Thursday, December 31, 2009

Proper Base for the FBAR or "In Lieu of" FBAR penalty

Anonymous (a frequenter commenter on this blog) suggested that I blog the following comment:
If I correctly understand the 50% FBAR penalty in criminal cases, it is based upon 50% of the highest account value. But doesn't this overpenalize those who left money overseas relative to those who transferred it back into the U.S.? Look at this example...

For example, if someone has an overseas account with $1,000,000 and makes 10% every year, but takes out the 100,000 profit every year to sneak it back into the U.S., the account will never grow above $1,000,000 and after 10 years they will have snuck $100,000 each year into the U.S. They will pay an FBAR penalty of $500,000.

But, if someone has an overseas account with $1,000,000 and makes 10% every year (or $100,000), but leaves it over there, at the end of 10 years they will have $2,000,000. They will pay an FBAR penalty of $1,000,000.

The way they are calculating the penalty is penalizing the people who left their money overseas more than those who engaged in more egregious activity by bringing it back into the U.S.

The income tax is the same, but the FBAR penalties are wildly different.
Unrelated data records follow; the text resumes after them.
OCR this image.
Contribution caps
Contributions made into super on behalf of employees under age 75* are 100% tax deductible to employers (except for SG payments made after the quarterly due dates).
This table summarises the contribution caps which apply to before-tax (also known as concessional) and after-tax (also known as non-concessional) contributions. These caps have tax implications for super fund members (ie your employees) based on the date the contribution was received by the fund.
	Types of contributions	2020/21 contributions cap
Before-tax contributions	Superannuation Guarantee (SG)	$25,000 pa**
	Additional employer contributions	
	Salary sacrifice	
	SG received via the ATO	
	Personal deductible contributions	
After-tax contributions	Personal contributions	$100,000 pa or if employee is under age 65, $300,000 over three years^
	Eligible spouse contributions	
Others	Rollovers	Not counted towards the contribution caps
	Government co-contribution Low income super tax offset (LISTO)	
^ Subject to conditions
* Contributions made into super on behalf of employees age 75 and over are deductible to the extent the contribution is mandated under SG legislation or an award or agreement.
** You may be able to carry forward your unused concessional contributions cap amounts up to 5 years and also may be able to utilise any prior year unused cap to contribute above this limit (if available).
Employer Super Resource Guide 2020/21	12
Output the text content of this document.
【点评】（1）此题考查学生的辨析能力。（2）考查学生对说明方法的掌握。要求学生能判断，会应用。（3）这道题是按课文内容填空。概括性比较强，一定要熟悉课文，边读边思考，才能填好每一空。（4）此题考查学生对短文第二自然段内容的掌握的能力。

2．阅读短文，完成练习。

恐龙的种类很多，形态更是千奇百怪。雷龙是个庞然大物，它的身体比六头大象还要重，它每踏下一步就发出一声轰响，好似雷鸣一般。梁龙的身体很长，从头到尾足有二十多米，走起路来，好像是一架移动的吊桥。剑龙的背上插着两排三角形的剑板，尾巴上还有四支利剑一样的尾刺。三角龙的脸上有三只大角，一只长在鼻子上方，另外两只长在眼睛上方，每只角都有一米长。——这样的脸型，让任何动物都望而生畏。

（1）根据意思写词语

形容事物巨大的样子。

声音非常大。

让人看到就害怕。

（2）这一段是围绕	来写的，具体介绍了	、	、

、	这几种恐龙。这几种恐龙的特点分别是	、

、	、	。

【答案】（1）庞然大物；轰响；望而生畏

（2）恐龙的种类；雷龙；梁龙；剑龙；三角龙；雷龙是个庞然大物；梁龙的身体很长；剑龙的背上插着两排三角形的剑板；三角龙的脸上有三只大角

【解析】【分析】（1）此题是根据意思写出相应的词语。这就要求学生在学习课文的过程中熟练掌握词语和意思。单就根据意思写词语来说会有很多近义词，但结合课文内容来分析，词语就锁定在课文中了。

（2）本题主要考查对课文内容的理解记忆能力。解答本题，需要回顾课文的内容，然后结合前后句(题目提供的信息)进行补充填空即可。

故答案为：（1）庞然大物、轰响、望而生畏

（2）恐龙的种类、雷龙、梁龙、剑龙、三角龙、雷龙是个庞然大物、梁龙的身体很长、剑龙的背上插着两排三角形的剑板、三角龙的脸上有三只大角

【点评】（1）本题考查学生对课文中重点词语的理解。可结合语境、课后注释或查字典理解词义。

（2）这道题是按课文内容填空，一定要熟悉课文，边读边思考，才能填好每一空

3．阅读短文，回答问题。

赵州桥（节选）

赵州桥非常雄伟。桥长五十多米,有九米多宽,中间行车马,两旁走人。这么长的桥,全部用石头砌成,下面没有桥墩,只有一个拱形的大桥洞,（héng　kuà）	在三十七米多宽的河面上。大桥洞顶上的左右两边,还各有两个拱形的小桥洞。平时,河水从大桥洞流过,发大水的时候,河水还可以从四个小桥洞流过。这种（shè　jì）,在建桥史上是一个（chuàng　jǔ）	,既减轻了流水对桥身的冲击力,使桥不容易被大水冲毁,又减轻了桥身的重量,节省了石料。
You get a 50% discount for worse behavior effectively.
Anonymous raises a good issue, so I encourage readers to weigh in on it.

My comments are:

1. The same phenomenon, although less exacerbated, applies to the settlement initiative that ended 10/15/2009. That penalty was 20% of the highest amount for the years 2003 forward.

2. I don't believe a 10 year time horizon has been included for calculating the penalties. The settlement initiative included only the years 2003 forward. I believe that some of the criminal cases may have included 2001 forward, but the inclusion of earlier years would not make any difference under the fact pattern Anonymous posits because the highest year in any event would have been in the years 2003 forward. (Actually, in the first alternative in the example, the $1,000,000 would have been the same in all years, but including pre-2003 years would not affect the penalty; even if a 10 year horizon was used, that same phenomenon would occur; so that a 10 year horizon would only be damaging to those whose highest year preceded 2003 which neither alternative in the example assumes.)

3. As I recall (and I am fuzzy on this), the IRS implemented the penalty in the settlement initiative in a way that would include in the penalty base cash movements of funds from the offshore account to some other offshore investments (e.g., real estate or diamonds or gold held in some medium other than a financial account). Thus, for example, in Anonymous' example above, if instead of bringing the annual $100,000 income back into the United States, the taxpayer had invested the annual $100,000 in offshore real estatewith no U.S. reporting requirements, I understand that the IRS was prepared to assert that the entire $2,000,000 amount ($1,000,000 base amount plus 10 transfers of $100,000 each) is included in the base. (This does not consider any "earnings" on the funds moved out of the offshore account.) I have not had any clients with this pattern, so I cannot speak definitively to what the IRS did.

4. If the assumption of #3 is correct, then the question posited by Anonymous is what is the difference, if any, between the U.S. person who puts the money to some use offshore and the U.S. person who brings the money to the U.S. and uses it here. In terms of the policies behind the FBAR (which is to spot offshore movements and investments for the various purposes inspiring the FBAR requirement), then I think an argument can be made that they are different circumstances and perhaps should have a different result. After all, under any of the various considerations giving the IRS particular angst about foreign accounts and Congress angst in inspiring the need for the FBAR, money onshore is just different than money offshore. It is true that, each separate act of bringing the money back to the U.S. might be a separate criminal offense of some sort (money laundering, CTR violation, tax obstruction, etc.), but still once it is back onshore it is at least not offshore. (That is hardly a startling observation, but I hope the reader gets my point.)

5. On the other hand, if the assumption in #3 is not correct, then it is only the presence of the funds in an offshore account subject to the FBAR reporting requirement that is the concern and, logically, there is no difference between the use of the offshore and onshore use of the funds outside the offshore account and the same result should obtain -- the proper base for any penalty is only the amount in the offshore account.

1 comment:

  1. The Cittadini case is an example what you're talking about above. According to the press, he had an inheritance from overseas and left it overseas, yet he was charged with the exact same violations as Rubinstein, Moran, etc and had to pay the exact same FBAR penalty, even though Moran, Rubinestein, etc. engaged in various transfers in and out of the country.

    Based on the example outlined above, the logical conclusion would seem to be that the FBAR penalty for those who left money overseas should be 25%, so that the dollar FBAR penalty would be the same as for those who transferred money back into the U.S. (ie $2,000,000 * 25% = $500,000). So, Cittadini is really paying double the penalty of the other guys and isn't facing anylesser criminal charges.